We stopped in at the ESPN Zone at L.A. Live to check out the telecast and fan reaction, then talked to Vince Pace, whose company provided the S3D technology for the telecast.

The Championship Lounge at ESPN Zone had five S3D TVs set up, two Sony flatscreens, two Hyundai flatscreens and a projection model. The Hyundais required RealD polarized glasses; the others were driving active shutter glasses.

Random fans from the main floor were invited up to watch the S3D coverage for a few minutes. Most, if not all, were seeing S3D TV for the first time.

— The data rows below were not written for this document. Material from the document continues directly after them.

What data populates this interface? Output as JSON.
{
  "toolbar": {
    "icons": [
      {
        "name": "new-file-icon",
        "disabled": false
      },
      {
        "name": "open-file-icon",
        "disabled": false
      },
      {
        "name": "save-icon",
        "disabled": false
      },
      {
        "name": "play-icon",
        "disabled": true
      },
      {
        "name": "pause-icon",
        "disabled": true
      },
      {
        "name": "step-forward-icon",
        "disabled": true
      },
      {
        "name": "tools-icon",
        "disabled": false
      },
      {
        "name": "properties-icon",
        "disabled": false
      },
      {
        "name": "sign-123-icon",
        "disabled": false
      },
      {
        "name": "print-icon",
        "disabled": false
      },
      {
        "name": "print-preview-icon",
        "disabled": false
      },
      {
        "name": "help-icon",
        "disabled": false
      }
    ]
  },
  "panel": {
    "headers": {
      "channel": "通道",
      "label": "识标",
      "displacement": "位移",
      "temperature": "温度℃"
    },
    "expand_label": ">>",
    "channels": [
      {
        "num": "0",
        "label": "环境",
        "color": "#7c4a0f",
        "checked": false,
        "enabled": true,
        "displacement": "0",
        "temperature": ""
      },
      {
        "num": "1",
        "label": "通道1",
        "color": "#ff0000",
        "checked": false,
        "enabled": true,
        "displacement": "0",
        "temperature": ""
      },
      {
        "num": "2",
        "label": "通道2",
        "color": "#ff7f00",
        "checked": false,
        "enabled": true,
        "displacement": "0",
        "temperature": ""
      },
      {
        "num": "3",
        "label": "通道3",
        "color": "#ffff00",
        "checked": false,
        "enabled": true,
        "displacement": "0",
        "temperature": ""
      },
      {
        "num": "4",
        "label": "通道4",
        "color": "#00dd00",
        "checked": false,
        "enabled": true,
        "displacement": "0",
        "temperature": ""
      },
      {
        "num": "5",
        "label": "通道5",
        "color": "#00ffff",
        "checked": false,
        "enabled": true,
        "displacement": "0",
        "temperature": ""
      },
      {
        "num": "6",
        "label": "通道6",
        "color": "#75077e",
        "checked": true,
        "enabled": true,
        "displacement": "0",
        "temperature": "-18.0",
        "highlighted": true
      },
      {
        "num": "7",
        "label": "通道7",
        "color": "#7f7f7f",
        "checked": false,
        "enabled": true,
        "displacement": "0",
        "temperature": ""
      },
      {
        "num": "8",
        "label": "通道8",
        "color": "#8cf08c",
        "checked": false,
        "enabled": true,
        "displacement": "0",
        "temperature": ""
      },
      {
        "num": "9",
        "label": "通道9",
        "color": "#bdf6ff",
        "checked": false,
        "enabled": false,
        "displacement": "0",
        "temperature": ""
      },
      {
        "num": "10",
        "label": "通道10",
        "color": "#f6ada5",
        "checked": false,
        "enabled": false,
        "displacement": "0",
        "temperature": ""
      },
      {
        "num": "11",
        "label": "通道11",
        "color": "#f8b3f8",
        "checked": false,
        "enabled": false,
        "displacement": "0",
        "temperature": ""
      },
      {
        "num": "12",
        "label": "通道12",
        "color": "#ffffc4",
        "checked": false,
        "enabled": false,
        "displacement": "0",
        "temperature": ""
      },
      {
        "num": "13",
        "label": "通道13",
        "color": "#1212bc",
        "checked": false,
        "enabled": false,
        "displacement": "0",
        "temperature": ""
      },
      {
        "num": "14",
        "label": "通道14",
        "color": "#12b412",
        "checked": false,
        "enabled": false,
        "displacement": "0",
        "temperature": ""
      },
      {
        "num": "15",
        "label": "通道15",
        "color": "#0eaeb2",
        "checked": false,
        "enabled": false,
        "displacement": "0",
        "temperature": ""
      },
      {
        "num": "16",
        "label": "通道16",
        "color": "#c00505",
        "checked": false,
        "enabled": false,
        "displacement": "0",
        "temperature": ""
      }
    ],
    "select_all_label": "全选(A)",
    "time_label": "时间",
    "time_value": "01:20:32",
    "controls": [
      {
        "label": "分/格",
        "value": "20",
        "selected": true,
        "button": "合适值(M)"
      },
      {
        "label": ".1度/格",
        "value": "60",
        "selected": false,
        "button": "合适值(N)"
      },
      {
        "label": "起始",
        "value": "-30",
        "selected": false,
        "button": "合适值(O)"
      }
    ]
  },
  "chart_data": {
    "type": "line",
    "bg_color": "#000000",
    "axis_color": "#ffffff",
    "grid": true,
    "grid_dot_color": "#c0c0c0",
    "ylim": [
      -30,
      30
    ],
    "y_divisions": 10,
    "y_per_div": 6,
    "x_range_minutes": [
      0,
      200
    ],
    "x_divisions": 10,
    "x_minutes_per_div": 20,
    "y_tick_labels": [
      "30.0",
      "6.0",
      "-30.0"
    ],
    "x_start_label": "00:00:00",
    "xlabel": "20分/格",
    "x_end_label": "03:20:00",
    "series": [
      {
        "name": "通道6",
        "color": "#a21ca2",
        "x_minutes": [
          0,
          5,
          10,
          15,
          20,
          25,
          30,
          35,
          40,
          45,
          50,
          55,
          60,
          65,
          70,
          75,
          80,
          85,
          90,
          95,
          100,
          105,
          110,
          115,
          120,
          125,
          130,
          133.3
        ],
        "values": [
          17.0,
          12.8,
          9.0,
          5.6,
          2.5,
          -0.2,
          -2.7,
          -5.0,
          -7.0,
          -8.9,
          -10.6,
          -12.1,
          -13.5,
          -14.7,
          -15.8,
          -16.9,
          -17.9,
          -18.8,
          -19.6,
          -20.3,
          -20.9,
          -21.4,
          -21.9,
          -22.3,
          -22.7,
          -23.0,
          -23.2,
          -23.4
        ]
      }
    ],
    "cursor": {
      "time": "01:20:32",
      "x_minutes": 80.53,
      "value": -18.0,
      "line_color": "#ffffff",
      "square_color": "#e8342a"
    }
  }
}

Some 50 answered an extensive survey on their reaction from ESPN; we peeked at a few, and all of those were very positive. One fan was overheard to say, "It's really like being there," and another noted, "It's addictive."

Significantly, after a few minutes watching S3D, some would notice instantly when the broadcast picked up a flat shot from the 2D feed.

Even casual fans soon noted there were fewer camera angles than they're used to in a football telecast, and, sure enough, when we caught up with Vince Pace, he heard the same thing: "We need more camera angles."

For Pace, that was good news. "Thank god we're talking about the stylistic aspect and not whether 3D gives you headaches."

The Skycam, which flies above the action on cables, wasn't used for the coverage. There wasn't time to safety-test an S3D Skycam, but Pace promises, "Next time, watch out."

Pace and his crew found the ESPN team having to unlearn some habits. Despite Pace's warnings, one camera operator kept panning to his right, catching the nose of a 2D camera in a corner of the frame, thus making the S3D nearly unwatchable. "I think I have to create some hard stops for the tripod head," Pace said with a laugh.

In the pregame show, a rig suitable for long shots was instead used for closeups of the announcers on the sideline, making the shot uncomfortable to watch and making the announcers look like miniatures.

"The director has to know there are more layers at his fingertips he has to be respectful of," Pace said. "Same with the operator. They have more of a weapon in their hands, and they have to treat it with a little more respect when they fire it."

Colors were also slightly washed out on the S3D telecast. We thought that might be the TVs, but those occasional 2D shots had very saturated color.

Even live sports coverage, it turns out, is not immune from gimmick 3D shots. When sideline reporter Ed Cunningham found Super Bowl hero Santonio Holmes on the sideline, he asked Holmes to show his championship ring to the folks at home -- and put it right into the camera. Sure enough, Holmes' hand seemed to extend out past the screen, drawing laughter and cheers from the ESPN Zone crowd. Think "Dr. Tongue's 3D House of Super Bowl Rings."

"I had talked to Ed before about not being afraid to have fun," Pace said. "It's a natural part of a 3D presentation to say hello to the camera that way." And, he notes with some pride, "Technically, it was pulled off perfectly."